One of the two barns on the August Kettenberg property was moved there by Dave Park from its location half way between Walley Hot Springs and Genoa. The other barn was built by Dave’s father Hugh Park, long before the turn of the century.

frieda's files barn
This barn, which stands, on the August Kettenberg property, was built by Hugh Park and is typical of all barns built during the past century. Photo courtesy of Juanita Schubert.

As we travel along the foothills, we pause to admire the beautiful old Ben Palmer barn near Sheridan, built by Chas. Holbrook in 1868. The Palmer family, some of whom were southern slaves at one time, acquired the property from Holbrook. They were famous for their hospitality in the community.

Next we stop to take a good look at the large barn on the Scossa ranch. It, too, weathered many a storm and is still in use as an essential part of the ranch activities.

Finally we stop to visit the Lute Olds haunted barn on the Budd Dressler property at Fairview. It was here that a miner named Sawtooth was robbed and murdered. He was buried in a potato cellar in the barn. And it was here that outlaw Sam Brown was shot and killed by Henry Van Sickle. His body also was placed in the cellar until the burial at Genoa.

Old timers tell us of nights when ghosts stalked about, heaving potatoes about the cellar.

As we look down over the Valley, we think of one large barn that was completely demolished in what was perhaps Carson Valley’s most destructive wind storm of all time. This barn stood in Minden on the lot that is now being used to park Douglas County School buses. When Minden and the V & T Railroad came into existence around 1906, this large barn was built for use as storage for hay, grain, and other farm products.

We well remember the sight that met our eyes that early morning of Feb. 12, 1923. Broken boards and bent sheets of tin were scattered for miles from the ruins of the barn at Minden as far as the Dangberg sheep camp ranch [now the corner of Buckeye Rd. and Orchard Rd.]. The barn was never rebuilt.

scenic carson valley
Carson Valley ranch. Photo by Dwayne Hicks, Carson Valley Tours.

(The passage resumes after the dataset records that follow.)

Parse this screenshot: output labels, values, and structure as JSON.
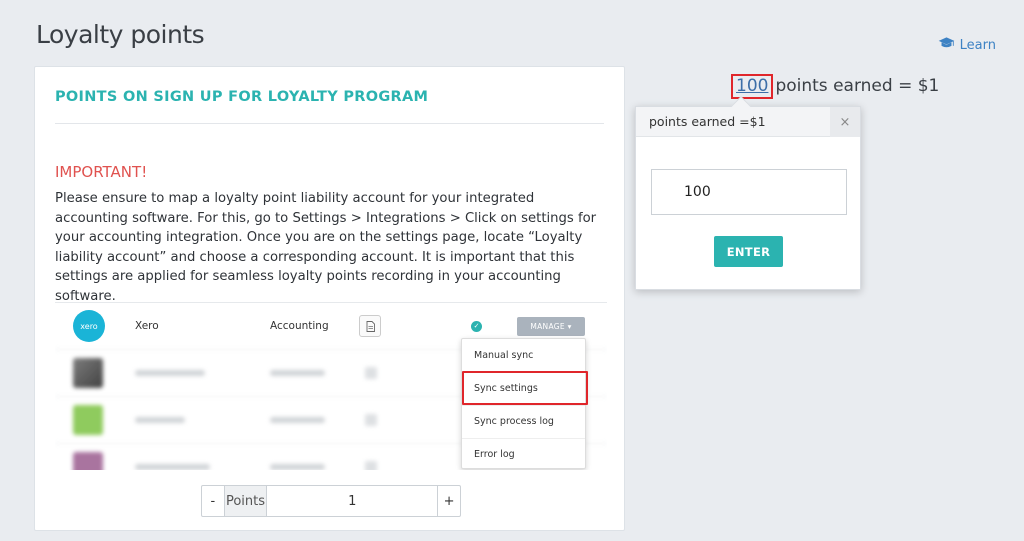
{
  "page": {
    "title": "Loyalty points",
    "learn_label": "Learn"
  },
  "card": {
    "title": "POINTS ON SIGN UP FOR LOYALTY PROGRAM",
    "important_label": "IMPORTANT!",
    "body_text": "Please ensure to map a loyalty point liability account for your integrated accounting software. For this, go to Settings > Integrations > Click on settings for your accounting integration. Once you are on the settings page, locate “Loyalty liability account” and choose a corresponding account. It is important that this settings are applied for seamless loyalty points recording in your accounting software."
  },
  "integration_shot": {
    "row": {
      "logo_text": "xero",
      "name": "Xero",
      "category": "Accounting",
      "manage_label": "MANAGE ▾"
    },
    "menu_items": [
      "Manual sync",
      "Sync settings",
      "Sync process log",
      "Error log"
    ]
  },
  "stepper": {
    "minus": "-",
    "label": "Points",
    "value": "1",
    "plus": "+"
  },
  "earned": {
    "value": "100",
    "suffix": "points earned = $1"
  },
  "popover": {
    "header": "points earned =$1",
    "close": "×",
    "input_value": "100",
    "enter_label": "ENTER"
  },
  "colors": {
    "accent": "#2bb3b0",
    "warning": "#e0524f",
    "highlight": "#e0262b",
    "link": "#3d82c4",
    "background": "#e9ecf0"
  },
  "icons": {
    "learn": "graduation-cap-icon",
    "close": "close-icon",
    "check": "check-icon",
    "document": "document-icon"
  }
}
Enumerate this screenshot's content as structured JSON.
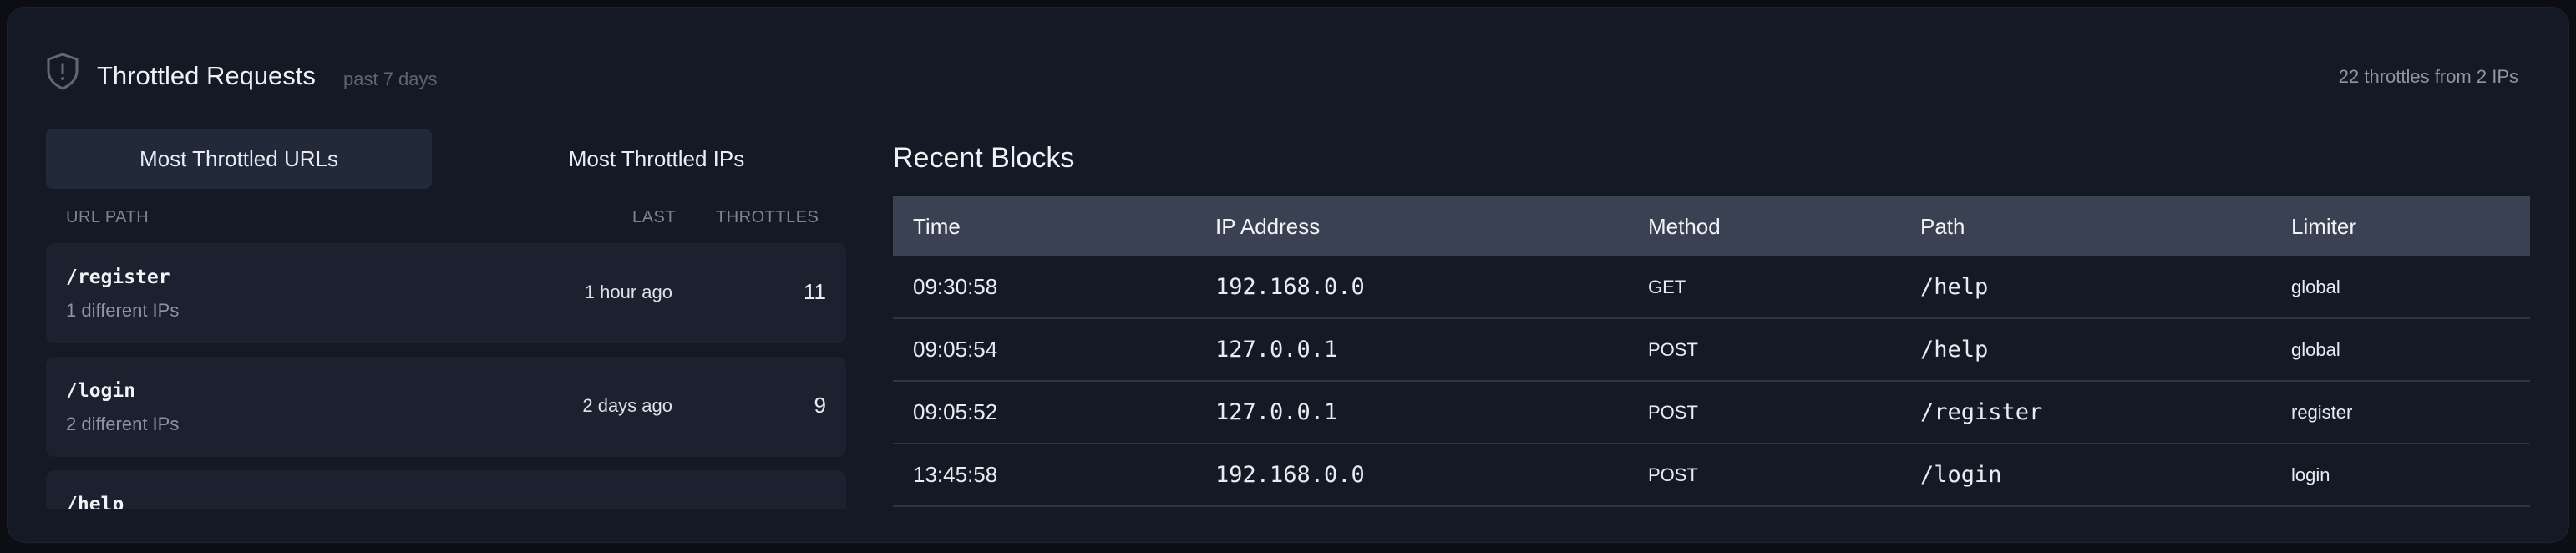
{
  "header": {
    "title": "Throttled Requests",
    "subtitle": "past 7 days",
    "summary": "22 throttles from 2 IPs",
    "icon": "shield-alert-icon"
  },
  "tabs": [
    {
      "label": "Most Throttled URLs",
      "active": true
    },
    {
      "label": "Most Throttled IPs",
      "active": false
    }
  ],
  "list": {
    "columns": {
      "path": "URL PATH",
      "last": "LAST",
      "throttles": "THROTTLES"
    },
    "items": [
      {
        "path": "/register",
        "ips": "1 different IPs",
        "last": "1 hour ago",
        "count": "11"
      },
      {
        "path": "/login",
        "ips": "2 different IPs",
        "last": "2 days ago",
        "count": "9"
      },
      {
        "path": "/help",
        "ips": "",
        "last": "",
        "count": ""
      }
    ]
  },
  "recent": {
    "title": "Recent Blocks",
    "columns": {
      "time": "Time",
      "ip": "IP Address",
      "method": "Method",
      "path": "Path",
      "limiter": "Limiter"
    },
    "rows": [
      {
        "time": "09:30:58",
        "ip": "192.168.0.0",
        "method": "GET",
        "path": "/help",
        "limiter": "global"
      },
      {
        "time": "09:05:54",
        "ip": "127.0.0.1",
        "method": "POST",
        "path": "/help",
        "limiter": "global"
      },
      {
        "time": "09:05:52",
        "ip": "127.0.0.1",
        "method": "POST",
        "path": "/register",
        "limiter": "register"
      },
      {
        "time": "13:45:58",
        "ip": "192.168.0.0",
        "method": "POST",
        "path": "/login",
        "limiter": "login"
      }
    ]
  },
  "colors": {
    "background": "#0c0e14",
    "card": "#141925",
    "active_tab": "#222938",
    "row": "#1c2130",
    "table_header": "#3a4152"
  }
}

Scattered over the Valley we see dozens of old barns that were built by forefathers of some of our prominent families—the Dresslers, Dangbergs, Johnsons, Rabes, Lampes, Henningsens, Settlmeyers, Neddenrieps, Campbells, Adams, Springmeyers, Stodiecks, Gansbergs, and many others. A custom, brought from their mother countries by our pioneers, was carried out to a great extent by them in Carson Valley. As far as it was possible, livestock were sheltered under a roof, especially during the stormy, winter months. Consequently, it seemed as necessary to have good barns as it did to have comfortable homes.

Using a Jackson fork, horses were used in forking hay into most barns. After the fork has passed through a large opening in the gable of the barn, it was hooked to a wheel carrier and then guided to the section of the loft where the stacker wished to dump it.

The old barns and blacksmith shops nearby were the “service stations” for horses and wagons in the past. Each team had its separate stall with a manger for oats and hay and pegs on which harnesses for that particular team were hung.

Many of the joys of childhood were centered around the big barns on the Valley farms. How pleasant it was to enter the doors and hear the contented munching of cows and horses as they enjoyed the freshly cured hay that filled the barn with its delightful aroma! What a thrill it was to climb the ladder to the hay loft and perhaps surprise a cackling hen from her hidden nest or to discover a litter of tiny kittens, warm and cozy in the soft hay.

A barn was a wonderful place for hide-and-seek. And what, in spite of mosquitos, could be more perfect than “sleeping out” a night in the loft on an old blanket or two and listening to the twittering of the swallows safe and secure in their mud houses in the rafters above?

Today these beautiful old barns stand majestically as memorials to our hard-working ancestors and their contribution to the future of Carson Valley.